MacWorks Plus was a complete implementation (port) of the Macintosh Plus 128K ROM on the Apple Lisa and Macintosh XL computer systems, and introduced in August 1988. It was developed for Sun Remarketing of Cache Valley, Utah, under license from Apple Inc., by a contract developer named Chuck Lukaszewski, who was responsible for versions up through 1.1(h), which supported up to Macintosh System 6.0.3. Dafax Processing Corp. with the assistance of Query Engineering, Inc. then further developed the environment to MacWorks Plus II, which continued Macintosh system support up to System 6.0.8 with the Basic version, and introduced a Pro version to extend support to the maximum possible for any 68000 processor: System 7.5.5. Prior to MacWorks Plus, the maximum system supported by its predecessor MacWorks XL was System 3.2.

==History==
The design objective for MacWorks Plus was 100% compatibility with software that ran on the Macintosh Plus, which at the time was Apple's flagship product. This was a technically challenging goal because other than sharing the same Motorola 68000 processor, the underlying hardware architectures of the two systems were radically different. In order to understand how MacWorks Plus worked, it is easiest to divide the discussion into three areas: hardware interface, memory model and bootstrap protocol. These were the hardware-dependent aspects of the classic Mac OS at the time. The simplest method of transporting the Mac OS to another machine was to emulate them completely. Once achieved, the much larger hardware-independent code in the 128K ROM could execute with no modification. This is what was done with MacWorks Plus.

The goal was made possible by the existence of a hardware abstraction layer in the Macintosh Toolbox in the original Macintosh ROM, and a hardware Memory Management Unit (MMU) in the Lisa. Through a complete package of device drivers that fully implemented the Macintosh Toolbox Application Programming Interface (APIs), MacWorks Plus essentially tricked the 128K ROM code into thinking it was running on an actual Macintosh. It was also necessary to completely simulate the memory address space of a Macintosh Plus, including the behavior of certain illegal addresses that were deliberately exploited by certain applications (primarily games). Fortunately, while the Macintosh memory mapping circuitry was not programmable, the Lisa featured a fully programmable hardware MMU which was a legacy of the minicomputer roots of its designers.
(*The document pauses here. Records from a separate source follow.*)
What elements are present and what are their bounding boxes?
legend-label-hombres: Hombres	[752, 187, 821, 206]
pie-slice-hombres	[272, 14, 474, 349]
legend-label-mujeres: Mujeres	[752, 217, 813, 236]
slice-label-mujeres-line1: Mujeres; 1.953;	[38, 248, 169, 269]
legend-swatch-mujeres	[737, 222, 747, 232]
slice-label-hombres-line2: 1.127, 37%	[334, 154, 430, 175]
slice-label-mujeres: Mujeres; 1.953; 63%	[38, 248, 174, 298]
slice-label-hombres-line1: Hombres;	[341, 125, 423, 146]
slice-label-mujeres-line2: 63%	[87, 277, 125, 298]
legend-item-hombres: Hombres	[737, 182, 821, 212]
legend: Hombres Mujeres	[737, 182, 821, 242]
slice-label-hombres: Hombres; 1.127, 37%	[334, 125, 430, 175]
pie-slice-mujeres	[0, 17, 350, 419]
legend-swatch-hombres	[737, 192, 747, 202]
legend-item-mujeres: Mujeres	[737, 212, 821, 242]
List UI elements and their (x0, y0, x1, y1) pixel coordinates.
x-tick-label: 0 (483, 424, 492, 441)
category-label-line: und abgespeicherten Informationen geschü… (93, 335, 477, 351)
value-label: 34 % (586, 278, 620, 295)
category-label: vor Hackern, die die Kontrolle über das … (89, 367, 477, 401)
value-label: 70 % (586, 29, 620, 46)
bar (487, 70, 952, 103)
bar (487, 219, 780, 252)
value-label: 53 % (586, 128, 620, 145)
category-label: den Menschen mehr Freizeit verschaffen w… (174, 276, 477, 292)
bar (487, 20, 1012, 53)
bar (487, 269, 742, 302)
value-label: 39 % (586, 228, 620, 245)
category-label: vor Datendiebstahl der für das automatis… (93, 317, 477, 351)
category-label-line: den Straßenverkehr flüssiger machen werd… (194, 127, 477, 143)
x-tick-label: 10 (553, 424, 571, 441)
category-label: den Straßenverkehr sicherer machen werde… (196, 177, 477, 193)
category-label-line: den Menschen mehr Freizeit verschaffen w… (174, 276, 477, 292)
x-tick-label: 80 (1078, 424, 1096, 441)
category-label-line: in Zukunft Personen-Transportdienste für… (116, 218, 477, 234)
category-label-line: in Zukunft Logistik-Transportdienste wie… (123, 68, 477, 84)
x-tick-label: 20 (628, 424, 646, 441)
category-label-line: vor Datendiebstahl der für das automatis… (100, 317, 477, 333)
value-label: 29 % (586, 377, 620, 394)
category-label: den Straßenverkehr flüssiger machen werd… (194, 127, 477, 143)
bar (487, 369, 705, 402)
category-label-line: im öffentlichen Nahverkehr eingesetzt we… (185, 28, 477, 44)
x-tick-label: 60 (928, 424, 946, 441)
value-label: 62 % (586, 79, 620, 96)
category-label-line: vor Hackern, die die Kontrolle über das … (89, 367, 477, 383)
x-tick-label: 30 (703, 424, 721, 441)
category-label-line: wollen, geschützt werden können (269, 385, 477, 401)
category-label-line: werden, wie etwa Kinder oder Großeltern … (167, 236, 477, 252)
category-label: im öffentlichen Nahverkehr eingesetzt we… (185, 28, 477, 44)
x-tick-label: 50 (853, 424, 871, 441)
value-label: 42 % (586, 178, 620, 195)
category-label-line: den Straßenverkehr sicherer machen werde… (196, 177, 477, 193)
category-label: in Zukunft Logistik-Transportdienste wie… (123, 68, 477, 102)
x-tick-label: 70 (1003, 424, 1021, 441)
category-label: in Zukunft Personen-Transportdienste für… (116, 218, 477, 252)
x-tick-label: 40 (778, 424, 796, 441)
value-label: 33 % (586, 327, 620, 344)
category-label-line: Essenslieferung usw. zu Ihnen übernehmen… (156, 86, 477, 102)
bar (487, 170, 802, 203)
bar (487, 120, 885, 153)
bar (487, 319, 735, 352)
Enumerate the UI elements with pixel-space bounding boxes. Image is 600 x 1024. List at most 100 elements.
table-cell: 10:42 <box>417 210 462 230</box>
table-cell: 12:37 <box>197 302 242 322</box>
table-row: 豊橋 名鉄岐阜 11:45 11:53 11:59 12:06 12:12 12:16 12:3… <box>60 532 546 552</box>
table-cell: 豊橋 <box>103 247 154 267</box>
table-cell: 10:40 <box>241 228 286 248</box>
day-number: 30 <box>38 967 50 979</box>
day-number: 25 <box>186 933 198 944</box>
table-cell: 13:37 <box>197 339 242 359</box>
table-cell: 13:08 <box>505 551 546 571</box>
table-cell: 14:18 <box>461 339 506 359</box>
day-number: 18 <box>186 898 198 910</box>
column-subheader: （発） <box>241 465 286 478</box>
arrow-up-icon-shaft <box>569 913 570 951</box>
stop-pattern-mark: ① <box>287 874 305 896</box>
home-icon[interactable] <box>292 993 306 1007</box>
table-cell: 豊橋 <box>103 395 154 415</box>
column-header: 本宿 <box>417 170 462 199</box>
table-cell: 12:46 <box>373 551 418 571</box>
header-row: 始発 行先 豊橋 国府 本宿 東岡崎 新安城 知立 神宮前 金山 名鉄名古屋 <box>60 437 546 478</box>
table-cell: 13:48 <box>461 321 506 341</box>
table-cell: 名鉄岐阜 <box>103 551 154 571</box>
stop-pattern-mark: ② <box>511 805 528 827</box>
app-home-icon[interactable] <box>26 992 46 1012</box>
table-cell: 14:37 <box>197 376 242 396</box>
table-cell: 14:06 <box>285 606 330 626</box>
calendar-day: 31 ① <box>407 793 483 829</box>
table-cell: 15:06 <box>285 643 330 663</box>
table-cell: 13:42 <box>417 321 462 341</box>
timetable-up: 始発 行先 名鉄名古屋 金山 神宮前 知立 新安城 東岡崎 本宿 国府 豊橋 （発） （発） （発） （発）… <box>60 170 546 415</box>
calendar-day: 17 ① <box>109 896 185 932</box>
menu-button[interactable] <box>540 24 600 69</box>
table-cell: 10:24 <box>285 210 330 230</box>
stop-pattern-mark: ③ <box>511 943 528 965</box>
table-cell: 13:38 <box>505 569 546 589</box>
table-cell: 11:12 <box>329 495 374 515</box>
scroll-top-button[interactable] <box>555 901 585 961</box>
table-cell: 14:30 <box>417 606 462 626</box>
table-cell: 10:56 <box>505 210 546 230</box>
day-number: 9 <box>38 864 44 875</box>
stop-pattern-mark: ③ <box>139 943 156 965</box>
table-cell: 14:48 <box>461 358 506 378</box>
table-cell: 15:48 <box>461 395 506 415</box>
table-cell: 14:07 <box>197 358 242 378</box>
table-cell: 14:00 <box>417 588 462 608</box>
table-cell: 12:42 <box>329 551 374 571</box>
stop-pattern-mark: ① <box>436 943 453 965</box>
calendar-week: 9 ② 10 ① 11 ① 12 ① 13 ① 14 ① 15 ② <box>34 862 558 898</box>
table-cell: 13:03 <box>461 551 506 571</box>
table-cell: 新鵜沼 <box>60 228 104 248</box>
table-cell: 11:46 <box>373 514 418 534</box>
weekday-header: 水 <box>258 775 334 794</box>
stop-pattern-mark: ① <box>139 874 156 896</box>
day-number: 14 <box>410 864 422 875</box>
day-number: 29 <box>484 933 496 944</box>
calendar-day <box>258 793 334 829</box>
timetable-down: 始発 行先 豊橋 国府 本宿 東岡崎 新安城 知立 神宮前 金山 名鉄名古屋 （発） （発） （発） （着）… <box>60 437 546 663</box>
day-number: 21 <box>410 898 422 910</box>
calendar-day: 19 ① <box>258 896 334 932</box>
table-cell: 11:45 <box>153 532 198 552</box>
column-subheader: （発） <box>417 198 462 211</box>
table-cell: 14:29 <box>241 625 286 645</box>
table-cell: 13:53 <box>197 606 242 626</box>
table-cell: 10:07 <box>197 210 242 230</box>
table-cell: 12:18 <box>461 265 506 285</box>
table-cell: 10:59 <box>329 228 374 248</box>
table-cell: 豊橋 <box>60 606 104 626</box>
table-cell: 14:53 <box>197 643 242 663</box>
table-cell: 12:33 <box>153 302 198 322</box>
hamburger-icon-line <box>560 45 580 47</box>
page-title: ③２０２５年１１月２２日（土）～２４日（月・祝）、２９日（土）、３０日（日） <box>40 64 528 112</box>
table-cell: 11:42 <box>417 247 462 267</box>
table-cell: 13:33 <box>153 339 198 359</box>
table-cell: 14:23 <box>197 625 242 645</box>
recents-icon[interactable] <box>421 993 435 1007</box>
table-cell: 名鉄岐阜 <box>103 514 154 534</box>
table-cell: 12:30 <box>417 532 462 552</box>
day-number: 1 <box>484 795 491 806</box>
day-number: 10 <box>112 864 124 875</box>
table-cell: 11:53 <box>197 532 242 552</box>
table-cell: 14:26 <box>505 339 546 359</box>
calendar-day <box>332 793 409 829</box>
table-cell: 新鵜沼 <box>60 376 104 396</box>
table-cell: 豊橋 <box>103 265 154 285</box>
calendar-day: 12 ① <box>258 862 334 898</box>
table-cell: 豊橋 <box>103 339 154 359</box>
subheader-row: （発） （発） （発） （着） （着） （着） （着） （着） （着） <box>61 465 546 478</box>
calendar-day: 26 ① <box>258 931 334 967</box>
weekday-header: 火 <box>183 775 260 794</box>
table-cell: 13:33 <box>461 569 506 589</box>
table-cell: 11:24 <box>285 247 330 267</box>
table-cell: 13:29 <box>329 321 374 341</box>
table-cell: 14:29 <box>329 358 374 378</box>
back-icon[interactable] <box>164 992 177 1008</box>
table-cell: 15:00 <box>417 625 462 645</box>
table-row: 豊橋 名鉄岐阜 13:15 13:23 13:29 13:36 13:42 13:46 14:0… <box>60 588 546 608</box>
Finally, bootloaders were written for all available floppy disk and hard disk models that were compatible with the Lisa.

MacWorks Plus consisted of some 23,000 lines of source code for the Lisa-dependent hardware interface and bootstrap code, plus an image of the 128K ROM that was licensed from Apple. It also included a standalone installer and a Control Panel that enabled a user to adjust certain Lisa specific features from inside the Mac OS user interface.